Thicker sheets do not provide any particular advantages in installation, especially since the weight of the panel is too large. If necessary, you can lay two layers of OSB on the ceiling, which is both more reliable and easier to install.

Do-it-yourself wooden I-beam from boards

You can make any assembly element from the boards and even build a house, not to mention such a structure as an I-beam. What is such an I-beam?

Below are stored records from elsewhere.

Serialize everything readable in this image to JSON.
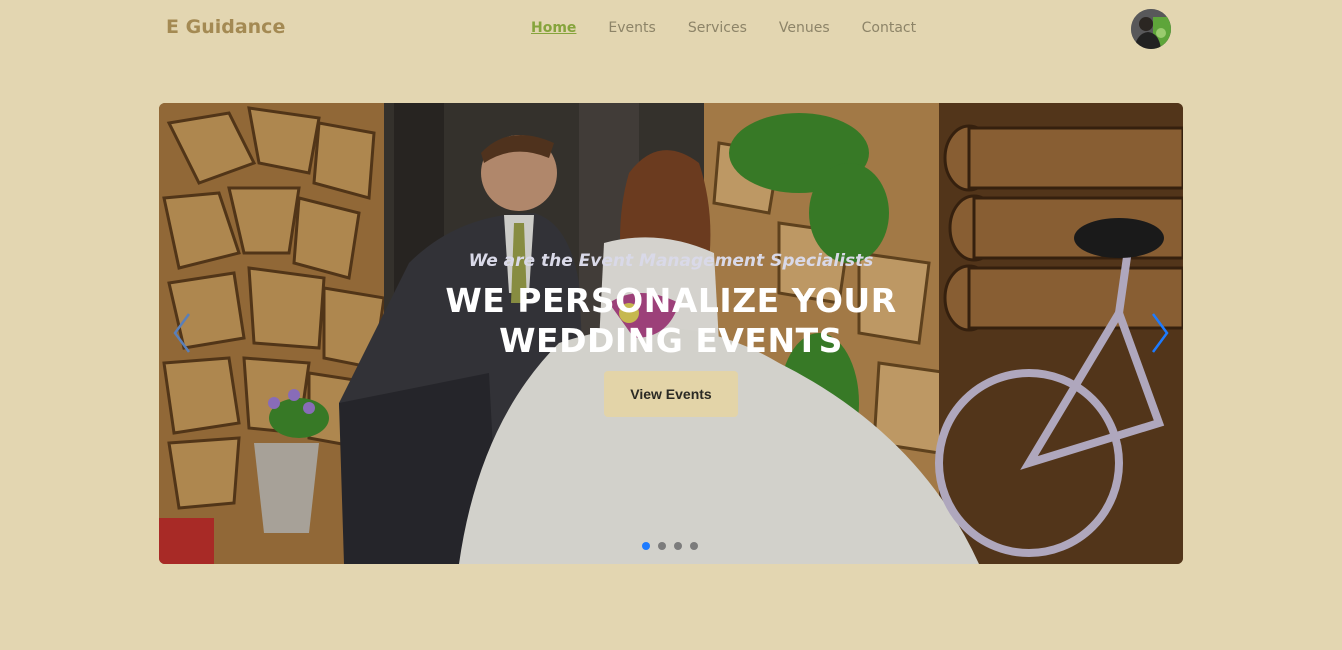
{
  "brand": "E Guidance",
  "nav": {
    "items": [
      {
        "label": "Home",
        "active": true
      },
      {
        "label": "Events",
        "active": false
      },
      {
        "label": "Services",
        "active": false
      },
      {
        "label": "Venues",
        "active": false
      },
      {
        "label": "Contact",
        "active": false
      }
    ]
  },
  "profile": {
    "icon": "avatar-icon"
  },
  "hero": {
    "subtitle": "We are the Event Management Specialists",
    "title": "WE PERSONALIZE YOUR WEDDING EVENTS",
    "cta_label": "View Events",
    "prev_icon": "chevron-left-icon",
    "next_icon": "chevron-right-icon",
    "slide_count": 4,
    "active_slide": 1
  },
  "colors": {
    "background": "#e3d6b1",
    "brand": "#a48a53",
    "nav_active": "#86a43c",
    "indicator_active": "#1d7bff"
  }
}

This is a well-known cross-section of elements, which in shape resembles the letter “H”. Calculations show that when creating such a geometric figure from boards, the rigidity of the load-bearing support is created much greater than that of rectangular or square cross-section products made from timber.

Beam made of boards

I-beam frame house

The use of I-beams in house construction makes it possible to quadruple the strength of the walls compared to simple frame buildings. As a result, a building built using Canadian technology from this material is reliable and lightweight, and the construction of the house is relatively inexpensive and with a reduced time frame.

The advantages of this structure:

• Smooth walls inside and outside the house;
• Increased strength and stability of the frame;
• No deflection, torsion and rotting of the ceiling;
• Long service life;
• Relatively low cost of constructing a building from I-beams.

In addition, when building the frame of a house, you can quietly install all communication lines and electrical wiring in the openings of the product.